Merry Christmas, everyone! Here is the introduction to the chapter on incarnation in my 2008 book Faith Lacking Understanding. The excerpt invites Christians to rediscover the magic and mystery of incarnation by way of a celebrated children’s story.
In her delightful children’s classic The Best Christmas Pageant Ever Barbara Robinson tells the story of how the infamous six Herdman children (“absolutely the worst kids in the history of the world”) first encounter the Christmas story. Through a series of events, they begin going to Sunday school where they are confronted by the perfunctory preparations for the stale Christmas pageant. Year after year it is the same affair and the church has grown hardened to it.

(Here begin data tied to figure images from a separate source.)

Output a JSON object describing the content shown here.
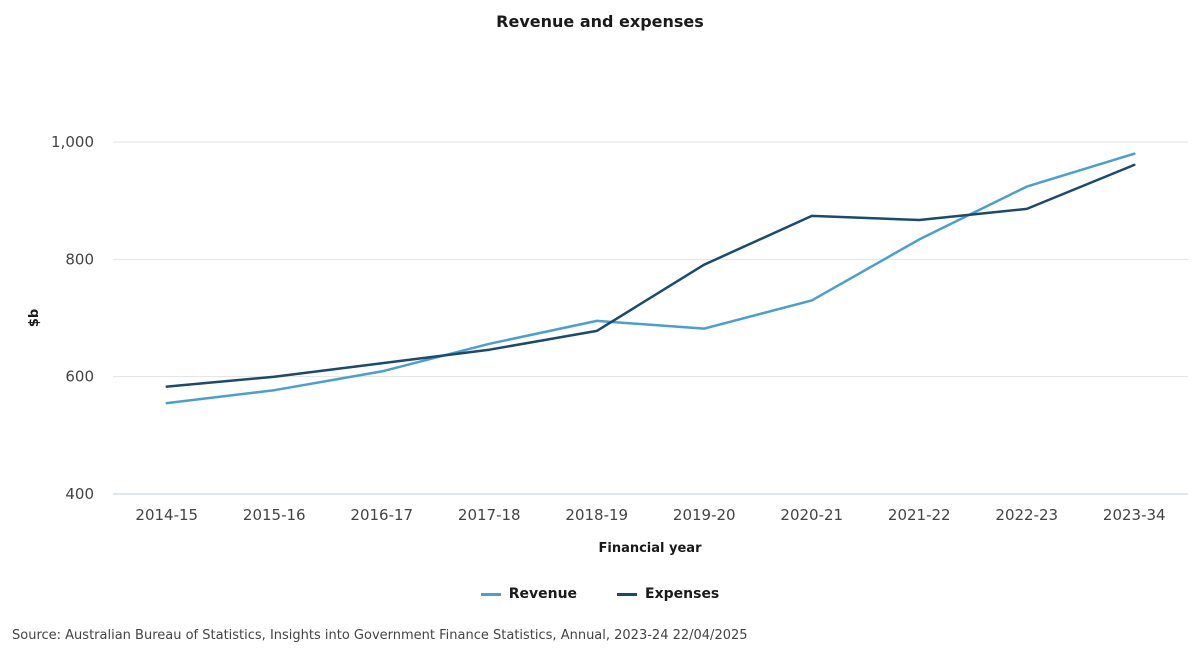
{
  "chart_data": {
    "type": "line",
    "title": "Revenue and expenses",
    "xlabel": "Financial year",
    "ylabel": "$b",
    "ylim": [
      400,
      1000
    ],
    "yticks": [
      400,
      600,
      800,
      1000
    ],
    "ytick_labels": [
      "400",
      "600",
      "800",
      "1,000"
    ],
    "grid": true,
    "legend_position": "bottom-center",
    "categories": [
      "2014-15",
      "2015-16",
      "2016-17",
      "2017-18",
      "2018-19",
      "2019-20",
      "2020-21",
      "2021-22",
      "2022-23",
      "2023-34"
    ],
    "series": [
      {
        "name": "Revenue",
        "color": "#4a9fd0",
        "values": [
          555,
          577,
          609,
          656,
          695,
          682,
          730,
          834,
          924,
          980
        ]
      },
      {
        "name": "Expenses",
        "color": "#1a4a6e",
        "values": [
          583,
          600,
          623,
          646,
          678,
          791,
          874,
          867,
          886,
          961
        ]
      }
    ]
  },
  "source": "Source: Australian Bureau of Statistics, Insights into Government Finance Statistics, Annual, 2023-24 22/04/2025"
}
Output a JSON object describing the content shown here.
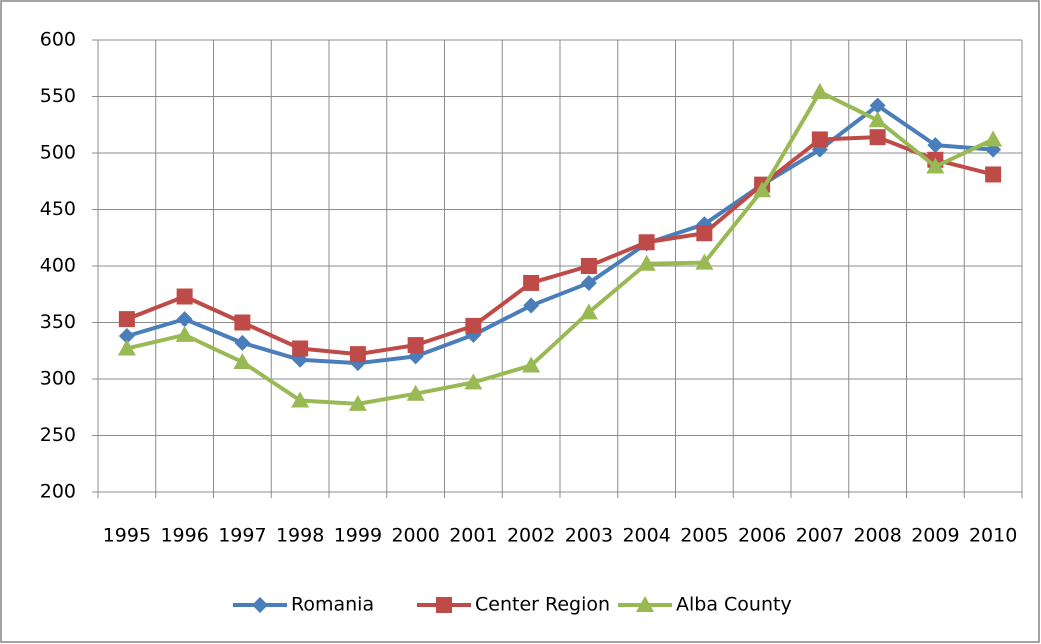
{
  "chart_data": {
    "type": "line",
    "categories": [
      "1995",
      "1996",
      "1997",
      "1998",
      "1999",
      "2000",
      "2001",
      "2002",
      "2003",
      "2004",
      "2005",
      "2006",
      "2007",
      "2008",
      "2009",
      "2010"
    ],
    "series": [
      {
        "name": "Romania",
        "color": "#4a7ebb",
        "marker": "diamond",
        "values": [
          338,
          353,
          332,
          317,
          314,
          320,
          339,
          365,
          385,
          420,
          437,
          472,
          503,
          542,
          507,
          503
        ]
      },
      {
        "name": "Center Region",
        "color": "#be4b48",
        "marker": "square",
        "values": [
          353,
          373,
          350,
          327,
          322,
          330,
          347,
          385,
          400,
          421,
          429,
          472,
          512,
          514,
          494,
          481
        ]
      },
      {
        "name": "Alba County",
        "color": "#98b954",
        "marker": "triangle",
        "values": [
          327,
          339,
          315,
          281,
          278,
          287,
          297,
          312,
          359,
          402,
          403,
          467,
          554,
          529,
          488,
          512
        ]
      }
    ],
    "ylim": [
      200,
      600
    ],
    "yticks": [
      200,
      250,
      300,
      350,
      400,
      450,
      500,
      550,
      600
    ],
    "grid": true,
    "legend": "bottom"
  }
}
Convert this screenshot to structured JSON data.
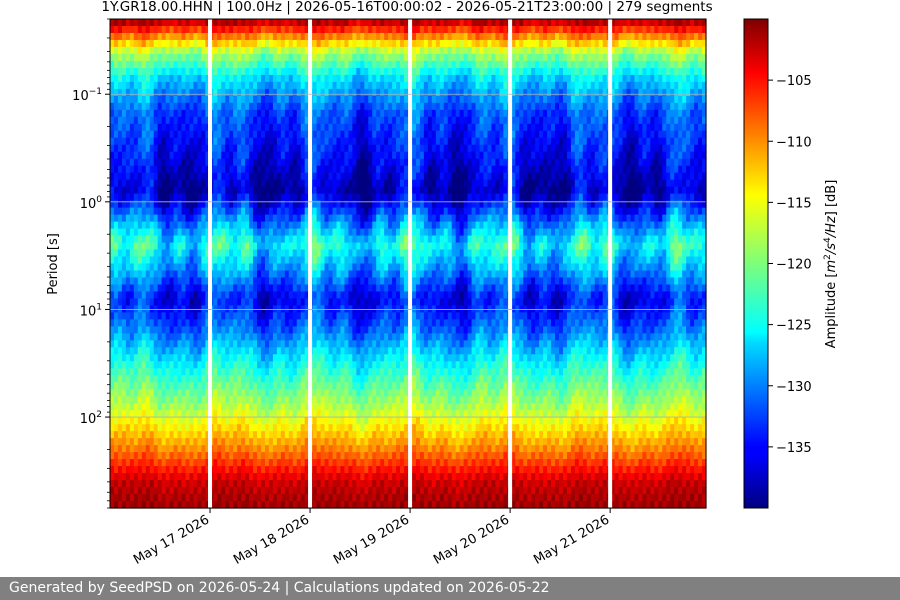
{
  "footer": {
    "text": "Generated by SeedPSD on 2026-05-24 | Calculations updated on 2026-05-22"
  },
  "chart_data": {
    "type": "heatmap",
    "title": "1Y.GR18.00.HHN | 100.0Hz | 2026-05-16T00:00:02 - 2026-05-21T23:00:00 | 279 segments",
    "xlabel": "",
    "ylabel": "Period [s]",
    "x_ticks": [
      "May 17 2026",
      "May 18 2026",
      "May 19 2026",
      "May 20 2026",
      "May 21 2026"
    ],
    "xlim": [
      "2026-05-16T00:00:02",
      "2026-05-21T23:00:00"
    ],
    "y_scale": "log",
    "y_inverted": true,
    "ylim": [
      0.02,
      700
    ],
    "y_ticks": [
      {
        "value": 0.1,
        "base": "10",
        "exp": "−1"
      },
      {
        "value": 1,
        "base": "10",
        "exp": "0"
      },
      {
        "value": 10,
        "base": "10",
        "exp": "1"
      },
      {
        "value": 100,
        "base": "10",
        "exp": "2"
      }
    ],
    "grid": true,
    "colormap": "jet",
    "colorbar": {
      "label_prefix": "Amplitude [",
      "label_m": "m",
      "label_sup1": "2",
      "label_mid": "/s",
      "label_sup2": "4",
      "label_hz": "/Hz",
      "label_suffix": "] [dB]",
      "range": [
        -140,
        -100
      ],
      "ticks": [
        "−105",
        "−110",
        "−115",
        "−120",
        "−125",
        "−130",
        "−135"
      ],
      "tick_values": [
        -105,
        -110,
        -115,
        -120,
        -125,
        -130,
        -135
      ]
    },
    "data_gaps": [
      "2026-05-17T00:00",
      "2026-05-18T00:00",
      "2026-05-19T00:00",
      "2026-05-20T00:00",
      "2026-05-21T00:00"
    ],
    "period_profile_db": [
      {
        "period": 0.02,
        "db": -101
      },
      {
        "period": 0.04,
        "db": -118
      },
      {
        "period": 0.07,
        "db": -126
      },
      {
        "period": 0.15,
        "db": -132
      },
      {
        "period": 0.4,
        "db": -135
      },
      {
        "period": 0.8,
        "db": -138
      },
      {
        "period": 1.5,
        "db": -130
      },
      {
        "period": 2.5,
        "db": -124
      },
      {
        "period": 4,
        "db": -128
      },
      {
        "period": 8,
        "db": -135
      },
      {
        "period": 15,
        "db": -131
      },
      {
        "period": 30,
        "db": -125
      },
      {
        "period": 80,
        "db": -118
      },
      {
        "period": 200,
        "db": -110
      },
      {
        "period": 400,
        "db": -103
      },
      {
        "period": 700,
        "db": -101
      }
    ]
  }
}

But the Herdmans have never heard the Christmas story before and are fascinated. Shorn of the baggage of over-familiarity, they hear the story with fresh ears which allows them to ask embarrassing questions and facilitate novel insights. So intrigued do the Herdmans become that they scheme until they have co-opted all the main roles in the play, at which point they proceed in delightful fashion to leave their indelible stamp upon each one. For instance, Imogene portrays Mary with a gritty reality since she “didn’t know that Mary was supposed to be acted out in one certain way—sort of quiet and dreamy and out of this world.” Imogene’s interaction with the baby Jesus is characteristic of the many felicitous impieties that unfold:
Imogene had the baby doll but she wasn’t carrying it the way she was supposed to, cradled in her arms. She had it slung up over her shoulder, and before she put it in the manger she thumped it twice on the back.
I heard Alice gasp and she poked me. “I don’t think it’s very nice to burp the baby Jesus,” she whispered, “as if he had colic.” Then she poked me again. “Do you suppose he could have had colic?”
I said, “I don’t know why not,” and I didn’t. He could have had colic, or been fussy, or hungry like any other baby. After all, that was the whole point of Jesus—that he didn’t come down on a cloud like something out of “Amazing Comics,” but that he was born and lived … a real person.
Amazingly, while the pageant that results lacks refinement and polish, it is powerfully moving as the audience (and reader) are brought to wrestle anew with the gospel story. Ironically, absolutely the worst kids in the history of the world have challenged the church to rediscover the awesome mystery that lies at the heart of Christmas.
 Barbara Robinson, The Best Christmas Pageant Ever (New York: Harper Collins, 1972), 1.
 Robinson, The Best Christmas Pageant Ever, 61.
 Robinson, The Best Christmas Pageant Ever, 82.